Qui prendra la décision de l'avortement ? Deux médecins. Donc, renforcement d'un pouvoir médical, déjà grand, trop grand. Mais qui devient intolérable lorsqu'il se double d'un pouvoir «psychologique» dont on connaît déjà les incompétences et les abus lorsqu'il s'applique aux internements, aux expertises médico-légales, à l’«enfance en danger», aux jeunes «prédélinquants».

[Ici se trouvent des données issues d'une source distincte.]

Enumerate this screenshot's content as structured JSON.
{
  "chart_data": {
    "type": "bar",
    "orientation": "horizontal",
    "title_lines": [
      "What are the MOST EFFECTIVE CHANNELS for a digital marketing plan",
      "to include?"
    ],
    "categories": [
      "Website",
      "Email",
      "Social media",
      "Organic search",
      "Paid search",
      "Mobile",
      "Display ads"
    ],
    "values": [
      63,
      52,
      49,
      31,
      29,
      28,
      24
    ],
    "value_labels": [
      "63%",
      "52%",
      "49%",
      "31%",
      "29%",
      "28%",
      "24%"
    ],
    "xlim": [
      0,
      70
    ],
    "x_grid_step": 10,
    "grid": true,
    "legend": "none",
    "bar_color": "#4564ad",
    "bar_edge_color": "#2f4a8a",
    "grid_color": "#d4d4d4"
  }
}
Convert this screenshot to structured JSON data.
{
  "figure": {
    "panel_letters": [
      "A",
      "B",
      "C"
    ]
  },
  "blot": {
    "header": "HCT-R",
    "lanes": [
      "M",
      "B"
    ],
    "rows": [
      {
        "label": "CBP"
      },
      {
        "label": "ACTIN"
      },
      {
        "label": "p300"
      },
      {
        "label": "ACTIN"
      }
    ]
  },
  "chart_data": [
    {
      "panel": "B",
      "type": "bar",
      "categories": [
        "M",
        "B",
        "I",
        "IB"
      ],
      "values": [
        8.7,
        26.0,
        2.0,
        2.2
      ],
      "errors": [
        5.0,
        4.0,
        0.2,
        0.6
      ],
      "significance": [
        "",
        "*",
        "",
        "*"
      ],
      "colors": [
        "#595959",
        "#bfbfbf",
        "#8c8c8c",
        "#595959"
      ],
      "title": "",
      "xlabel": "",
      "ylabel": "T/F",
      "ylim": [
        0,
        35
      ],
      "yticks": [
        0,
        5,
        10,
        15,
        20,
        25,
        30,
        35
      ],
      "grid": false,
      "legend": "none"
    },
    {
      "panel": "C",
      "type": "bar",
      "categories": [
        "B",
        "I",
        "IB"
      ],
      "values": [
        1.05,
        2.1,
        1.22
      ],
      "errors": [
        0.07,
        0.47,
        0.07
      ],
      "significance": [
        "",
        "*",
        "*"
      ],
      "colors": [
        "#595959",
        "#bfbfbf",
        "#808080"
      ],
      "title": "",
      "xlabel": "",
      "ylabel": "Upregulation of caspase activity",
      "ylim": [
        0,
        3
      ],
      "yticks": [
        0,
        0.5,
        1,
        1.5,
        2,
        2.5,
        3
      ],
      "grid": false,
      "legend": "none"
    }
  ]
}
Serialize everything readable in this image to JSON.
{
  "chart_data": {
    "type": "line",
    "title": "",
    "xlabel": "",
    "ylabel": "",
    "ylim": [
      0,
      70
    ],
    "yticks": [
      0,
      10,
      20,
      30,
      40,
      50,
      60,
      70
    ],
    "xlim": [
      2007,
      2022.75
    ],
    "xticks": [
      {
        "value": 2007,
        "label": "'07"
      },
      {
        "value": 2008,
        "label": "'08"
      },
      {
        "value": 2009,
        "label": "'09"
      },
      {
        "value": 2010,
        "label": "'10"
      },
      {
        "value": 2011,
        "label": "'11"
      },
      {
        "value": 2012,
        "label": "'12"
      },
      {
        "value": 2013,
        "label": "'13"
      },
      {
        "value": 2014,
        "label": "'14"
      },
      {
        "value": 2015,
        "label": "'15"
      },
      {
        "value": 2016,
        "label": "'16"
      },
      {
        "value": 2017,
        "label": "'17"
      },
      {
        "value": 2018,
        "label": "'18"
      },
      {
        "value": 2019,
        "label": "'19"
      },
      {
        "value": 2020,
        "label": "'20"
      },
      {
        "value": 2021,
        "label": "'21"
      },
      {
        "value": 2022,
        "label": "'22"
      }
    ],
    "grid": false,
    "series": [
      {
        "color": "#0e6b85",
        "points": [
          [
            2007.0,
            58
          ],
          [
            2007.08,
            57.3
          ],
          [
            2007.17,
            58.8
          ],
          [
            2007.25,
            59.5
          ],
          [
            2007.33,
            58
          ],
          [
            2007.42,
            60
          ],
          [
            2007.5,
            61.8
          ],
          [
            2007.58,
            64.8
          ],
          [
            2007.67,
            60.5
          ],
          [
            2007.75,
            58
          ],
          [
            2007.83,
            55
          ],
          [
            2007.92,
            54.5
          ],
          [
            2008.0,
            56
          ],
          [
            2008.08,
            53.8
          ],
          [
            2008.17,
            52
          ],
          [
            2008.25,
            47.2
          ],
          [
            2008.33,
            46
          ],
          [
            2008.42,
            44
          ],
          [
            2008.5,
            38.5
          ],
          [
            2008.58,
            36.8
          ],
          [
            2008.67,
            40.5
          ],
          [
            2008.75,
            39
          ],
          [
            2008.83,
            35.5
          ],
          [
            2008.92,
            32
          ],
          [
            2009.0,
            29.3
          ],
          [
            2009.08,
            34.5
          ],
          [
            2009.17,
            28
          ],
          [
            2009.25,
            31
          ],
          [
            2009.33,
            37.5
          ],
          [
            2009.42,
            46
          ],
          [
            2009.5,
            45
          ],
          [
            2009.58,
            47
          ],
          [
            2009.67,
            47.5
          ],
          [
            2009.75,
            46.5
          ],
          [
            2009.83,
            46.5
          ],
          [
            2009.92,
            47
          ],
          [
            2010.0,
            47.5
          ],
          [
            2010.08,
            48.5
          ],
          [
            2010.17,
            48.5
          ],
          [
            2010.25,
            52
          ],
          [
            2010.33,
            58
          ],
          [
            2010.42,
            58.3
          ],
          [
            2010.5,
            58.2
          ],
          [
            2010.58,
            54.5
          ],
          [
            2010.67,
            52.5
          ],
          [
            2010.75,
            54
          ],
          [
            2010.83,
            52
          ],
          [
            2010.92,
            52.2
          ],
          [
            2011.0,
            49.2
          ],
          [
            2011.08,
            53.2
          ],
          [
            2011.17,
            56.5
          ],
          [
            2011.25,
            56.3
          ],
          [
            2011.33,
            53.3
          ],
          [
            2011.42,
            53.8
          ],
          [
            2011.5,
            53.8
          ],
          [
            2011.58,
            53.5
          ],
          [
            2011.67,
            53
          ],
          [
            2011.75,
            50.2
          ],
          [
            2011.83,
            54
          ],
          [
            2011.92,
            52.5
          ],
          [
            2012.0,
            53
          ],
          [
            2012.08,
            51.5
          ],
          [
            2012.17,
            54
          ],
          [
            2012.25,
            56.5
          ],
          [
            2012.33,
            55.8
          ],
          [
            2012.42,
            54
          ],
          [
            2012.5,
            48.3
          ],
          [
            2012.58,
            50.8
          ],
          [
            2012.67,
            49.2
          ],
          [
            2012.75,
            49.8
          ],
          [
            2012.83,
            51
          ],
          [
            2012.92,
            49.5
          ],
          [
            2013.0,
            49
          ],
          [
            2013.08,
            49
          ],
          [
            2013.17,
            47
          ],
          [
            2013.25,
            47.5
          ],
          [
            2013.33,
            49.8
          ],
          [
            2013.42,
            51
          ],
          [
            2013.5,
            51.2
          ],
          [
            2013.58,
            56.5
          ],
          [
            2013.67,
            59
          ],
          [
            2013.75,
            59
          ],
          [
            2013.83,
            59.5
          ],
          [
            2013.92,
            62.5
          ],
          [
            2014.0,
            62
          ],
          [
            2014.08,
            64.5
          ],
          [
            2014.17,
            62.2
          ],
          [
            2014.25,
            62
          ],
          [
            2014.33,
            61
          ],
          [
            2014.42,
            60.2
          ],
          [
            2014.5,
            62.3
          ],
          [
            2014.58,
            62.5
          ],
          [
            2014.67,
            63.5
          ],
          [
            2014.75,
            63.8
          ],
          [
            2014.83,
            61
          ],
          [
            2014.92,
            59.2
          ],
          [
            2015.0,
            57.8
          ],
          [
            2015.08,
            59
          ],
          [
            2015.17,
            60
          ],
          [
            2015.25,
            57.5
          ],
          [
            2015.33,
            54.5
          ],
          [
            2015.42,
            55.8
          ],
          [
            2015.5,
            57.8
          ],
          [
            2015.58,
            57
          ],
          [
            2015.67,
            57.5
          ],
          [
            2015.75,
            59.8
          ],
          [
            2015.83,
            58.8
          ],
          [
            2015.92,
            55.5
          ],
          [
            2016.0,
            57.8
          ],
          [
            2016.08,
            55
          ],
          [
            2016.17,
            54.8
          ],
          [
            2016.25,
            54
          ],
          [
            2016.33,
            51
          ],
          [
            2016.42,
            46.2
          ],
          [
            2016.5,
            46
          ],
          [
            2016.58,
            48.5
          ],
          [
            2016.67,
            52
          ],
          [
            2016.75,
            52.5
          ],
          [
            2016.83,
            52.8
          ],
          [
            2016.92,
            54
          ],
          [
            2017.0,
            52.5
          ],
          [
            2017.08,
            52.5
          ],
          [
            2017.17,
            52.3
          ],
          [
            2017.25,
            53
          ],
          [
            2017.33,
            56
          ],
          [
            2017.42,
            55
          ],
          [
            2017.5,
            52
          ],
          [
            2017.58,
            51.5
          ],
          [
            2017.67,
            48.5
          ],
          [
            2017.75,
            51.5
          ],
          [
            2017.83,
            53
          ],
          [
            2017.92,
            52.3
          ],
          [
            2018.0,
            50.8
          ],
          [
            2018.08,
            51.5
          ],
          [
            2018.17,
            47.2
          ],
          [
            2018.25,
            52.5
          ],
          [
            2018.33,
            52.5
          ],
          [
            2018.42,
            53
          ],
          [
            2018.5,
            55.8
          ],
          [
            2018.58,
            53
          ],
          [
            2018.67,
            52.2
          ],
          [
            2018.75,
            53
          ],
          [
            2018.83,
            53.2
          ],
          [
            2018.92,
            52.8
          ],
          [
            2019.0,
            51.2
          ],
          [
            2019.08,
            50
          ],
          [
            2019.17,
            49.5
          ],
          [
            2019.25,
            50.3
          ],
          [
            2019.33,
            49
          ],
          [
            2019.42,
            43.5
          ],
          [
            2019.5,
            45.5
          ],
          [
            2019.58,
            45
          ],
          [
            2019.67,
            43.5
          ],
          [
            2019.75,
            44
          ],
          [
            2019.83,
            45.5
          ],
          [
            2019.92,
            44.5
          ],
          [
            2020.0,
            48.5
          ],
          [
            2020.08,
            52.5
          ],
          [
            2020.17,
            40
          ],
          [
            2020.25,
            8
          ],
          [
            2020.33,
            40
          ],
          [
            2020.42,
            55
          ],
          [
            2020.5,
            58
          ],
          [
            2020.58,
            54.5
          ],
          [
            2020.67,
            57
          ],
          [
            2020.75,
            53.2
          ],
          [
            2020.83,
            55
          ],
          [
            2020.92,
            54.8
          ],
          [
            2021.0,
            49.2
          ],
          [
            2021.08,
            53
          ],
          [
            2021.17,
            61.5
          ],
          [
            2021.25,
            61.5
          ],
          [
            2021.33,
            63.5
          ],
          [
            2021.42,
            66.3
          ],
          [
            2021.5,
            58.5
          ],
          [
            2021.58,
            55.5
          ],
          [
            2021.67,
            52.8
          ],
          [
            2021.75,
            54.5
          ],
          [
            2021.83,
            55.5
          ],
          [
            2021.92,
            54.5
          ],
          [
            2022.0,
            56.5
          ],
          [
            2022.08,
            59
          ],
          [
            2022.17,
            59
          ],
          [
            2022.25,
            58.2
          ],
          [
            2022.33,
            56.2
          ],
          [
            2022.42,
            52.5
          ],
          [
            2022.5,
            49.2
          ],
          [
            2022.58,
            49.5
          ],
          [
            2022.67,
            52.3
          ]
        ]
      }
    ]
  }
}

Où pourra-t-on avorter ? En milieu hospitalier, c'est-à-dire dans les hôpitaux et sans doute dans les cliniques privées. Il y aura alors deux circuits d'avortement : l'un, hospitalier et restrictif pour les pauvres, l'autre, privé, libéral - et coûteux. Ainsi ne seront pas perdus les profits séculaires du vieil avortement.

Or, sur ces trois points, le GIS. est en désaccord : il tient au droit à l'avortement ; il ne veut pas que les médecins soient les seuls à en détenir la décision ; il ne veut pas d'un avortement au double bénéfice de ceux qui ont le pouvoir d'en tirer profit.

Pourquoi cherche-t-on à inculper plusieurs membres du G.I.S. et, d'une façon bien significative, un non-médecin parmi eux ? C'est qu'on veut opposer, sans doute avant le vote de la loi et pour se concilier les bien-pensants, d'un côté les «bons médecins», auxquels on donnera tout pouvoir et tout bénéfice, et, de l'autre, ceux qui, de l'avortement, de la contraception, du libre usage de son corps, veulent faire des droits.